Published: 26 July 2013

Abstract

Background

Genome-wide association studies (GWAS) using array-based genotyping technology are widely used to identify genetic loci associated with complex diseases or other phenotypes. The costs of GWAS projects based on individual genotyping are still comparatively high and increase with the size of study populations. Genotyping using pooled DNA samples, as also being referred as to allelotyping approach, offers an alternative at affordable costs. In the present study, data from 100 DNA samples individually genotyped with the Affymetrix Genome-Wide Human SNP Array 6.0 were used to estimate the error of the pooling approach by comparing the results with those obtained using the same array type but DNA pools each composed of 50 of the same samples. Newly developed and established methods for signal intensity correction were applied. Furthermore, the relative allele intensity signals (RAS) obtained by allelotyping were compared to the corresponding values derived from individual genotyping. Similarly, differences in RAS values between pools were determined and compared.

Results

Regardless of the intensity correction method applied, the pooling-specific error of the pool intensity values was larger for single pools than for the comparison of the intensity values of two pools, which reflects the scenario of a case–control study.
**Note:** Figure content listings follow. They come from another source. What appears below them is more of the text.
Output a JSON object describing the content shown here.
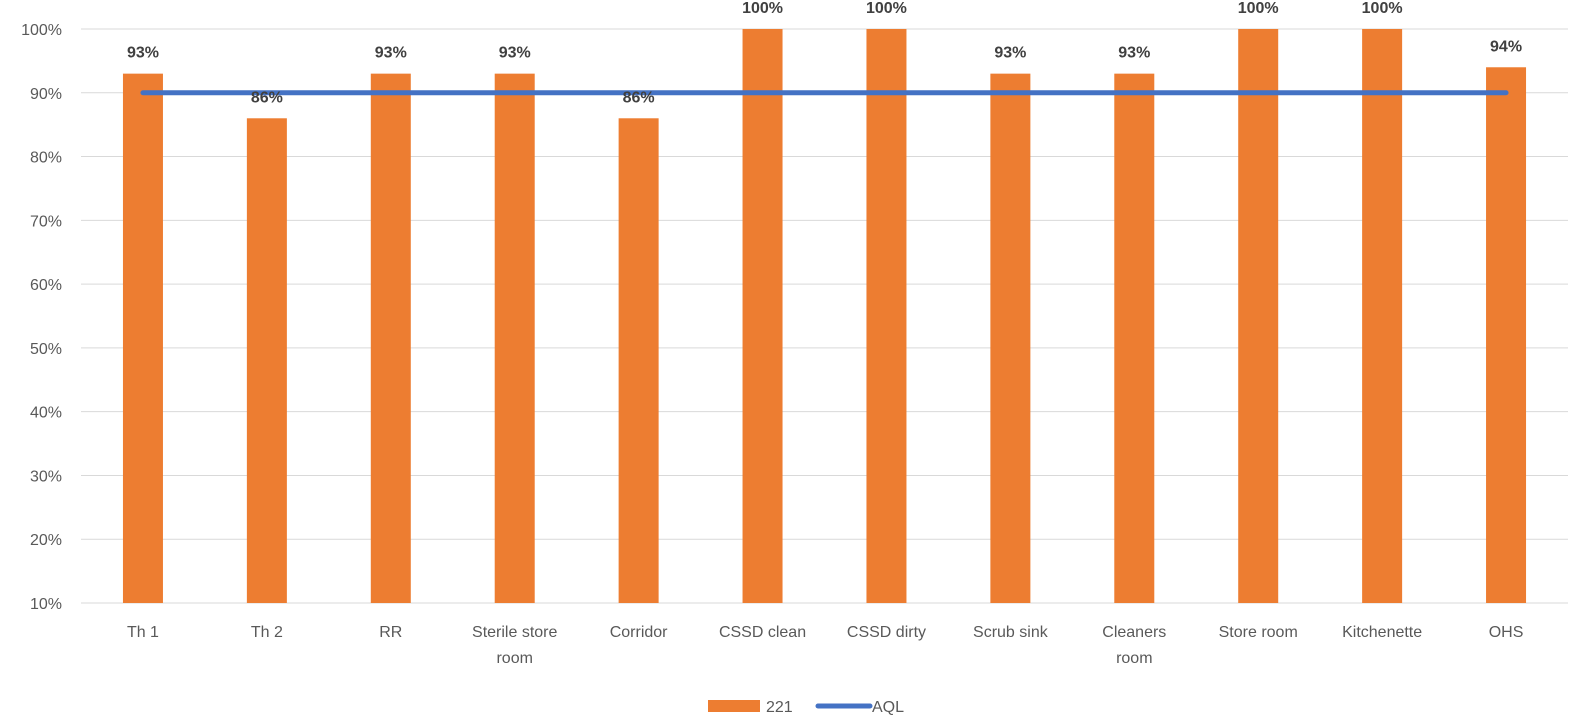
{
  "chart_data": {
    "type": "bar",
    "categories": [
      [
        "Th 1"
      ],
      [
        "Th 2"
      ],
      [
        "RR"
      ],
      [
        "Sterile store",
        "room"
      ],
      [
        "Corridor"
      ],
      [
        "CSSD clean"
      ],
      [
        "CSSD dirty"
      ],
      [
        "Scrub sink"
      ],
      [
        "Cleaners",
        "room"
      ],
      [
        "Store room"
      ],
      [
        "Kitchenette"
      ],
      [
        "OHS"
      ]
    ],
    "series": [
      {
        "name": "221",
        "type": "bar",
        "color": "#ED7D31",
        "values": [
          93,
          86,
          93,
          93,
          86,
          100,
          100,
          93,
          93,
          100,
          100,
          94
        ],
        "labels": [
          "93%",
          "86%",
          "93%",
          "93%",
          "86%",
          "100%",
          "100%",
          "93%",
          "93%",
          "100%",
          "100%",
          "94%"
        ]
      },
      {
        "name": "AQL",
        "type": "line",
        "color": "#4472C4",
        "values": [
          90,
          90,
          90,
          90,
          90,
          90,
          90,
          90,
          90,
          90,
          90,
          90
        ]
      }
    ],
    "ylim": [
      10,
      100
    ],
    "yticks": [
      "10%",
      "20%",
      "30%",
      "40%",
      "50%",
      "60%",
      "70%",
      "80%",
      "90%",
      "100%"
    ],
    "ytick_values": [
      10,
      20,
      30,
      40,
      50,
      60,
      70,
      80,
      90,
      100
    ],
    "grid": true,
    "legend_position": "bottom-center",
    "gridline_color": "#D9D9D9"
  }
}
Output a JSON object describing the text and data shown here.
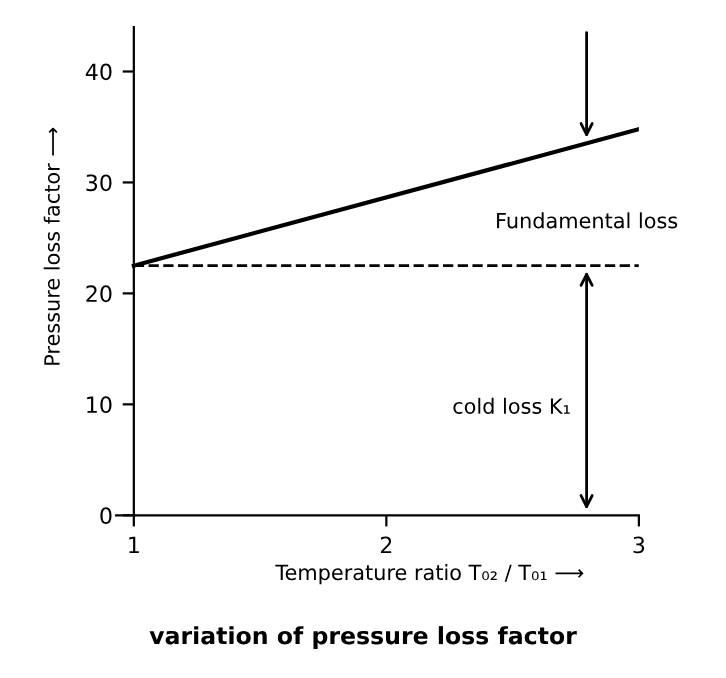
{
  "chart_data": {
    "type": "line",
    "title": "variation of pressure loss factor",
    "xlabel": "Temperature ratio T₀₂ / T₀₁ ⟶",
    "ylabel": "Pressure loss factor ⟶",
    "x": [
      1,
      3
    ],
    "series": [
      {
        "color": "#000000",
        "values": [
          22.5,
          34.8
        ]
      }
    ],
    "ref_lines": [
      {
        "axis": "y",
        "value": 22.5,
        "color": "#000000",
        "line_style": "dashed"
      }
    ],
    "annotations": [
      "Fundamental loss",
      "cold loss K₁"
    ],
    "xlim": [
      0.93,
      3
    ],
    "ylim": [
      0,
      44
    ],
    "xticks": [
      1,
      2,
      3
    ],
    "yticks": [
      0,
      10,
      20,
      30,
      40
    ],
    "grid": false,
    "legend": false,
    "marker": "none",
    "line_style": "solid"
  }
}
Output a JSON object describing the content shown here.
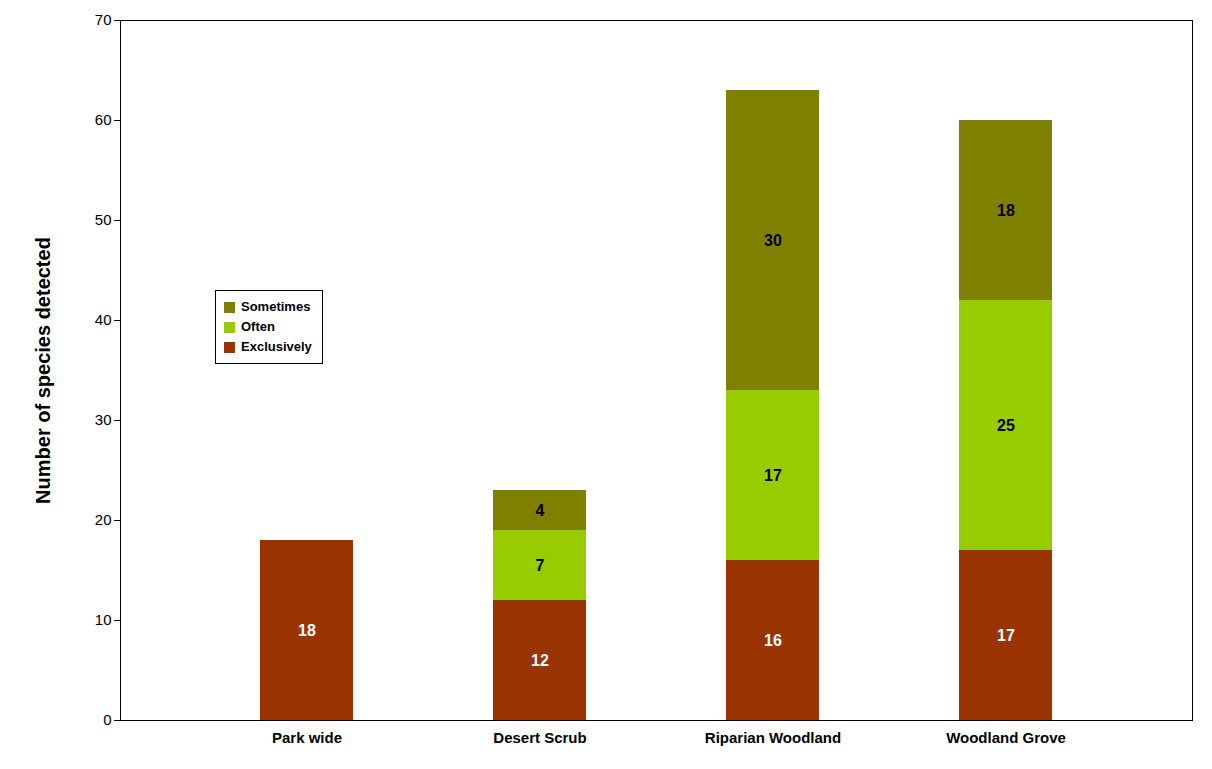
{
  "chart_data": {
    "type": "bar",
    "stacked": true,
    "data_labels": true,
    "legend": "upper left",
    "y_label": "Number of species detected",
    "categories": [
      "Park wide",
      "Desert Scrub",
      "Riparian Woodland",
      "Woodland Grove"
    ],
    "series": [
      {
        "name": "Exclusively",
        "color": "#993300",
        "values": [
          18,
          12,
          16,
          17
        ]
      },
      {
        "name": "Often",
        "color": "#99cc00",
        "values": [
          null,
          7,
          17,
          25
        ]
      },
      {
        "name": "Sometimes",
        "color": "#808000",
        "values": [
          null,
          4,
          30,
          18
        ]
      }
    ],
    "ylim": [
      0,
      70
    ],
    "yticks": [
      0,
      10,
      20,
      30,
      40,
      50,
      60,
      70
    ]
  }
}
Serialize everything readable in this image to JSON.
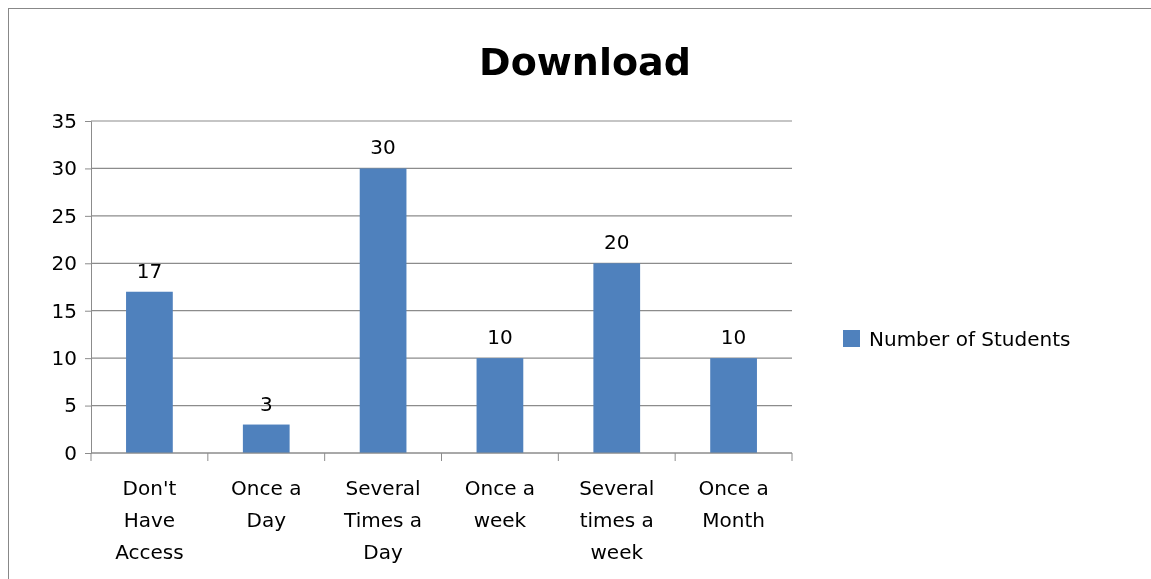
{
  "chart_data": {
    "type": "bar",
    "title": "Download",
    "categories": [
      "Don't Have Access",
      "Once a Day",
      "Several Times a Day",
      "Once a week",
      "Several times a week",
      "Once a Month"
    ],
    "series": [
      {
        "name": "Number of Students",
        "color": "#4f81bd",
        "values": [
          17,
          3,
          30,
          10,
          20,
          10
        ]
      }
    ],
    "ylim": [
      0,
      35
    ],
    "yticks": [
      0,
      5,
      10,
      15,
      20,
      25,
      30,
      35
    ],
    "grid": "y",
    "legend": "right",
    "data_labels": true
  }
}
Using 50 pooled samples and analyzing 10,000 SNPs with a minor allele frequency of >1% and applying the best correction method for the corresponding type of comparison, the 90% quantile (median) of the pooling-specific absolute error of the RAS values for single sub-pools and the SNP-specific difference in allele frequency comparing two pools was 0.064 (0.026) and 0.056 (0.021), respectively.

Conclusions

Correction of the RAS values reduced the error of the RAS values when analyzing single pool intensities. We developed a new correction method with high accuracy but low computational costs. Correction of RAS, however, only marginally reduced the error of true differences between two sample groups and those obtained by allelotyping. Exclusion of SNPs with a minor allele frequency of ≤1% notably reduced the pooling-specific error. Our findings allow for improving the estimation of the pooling-specific error and may help in designing allelotyping studies using the Affymetrix Genome-Wide Human SNP Array 6.0.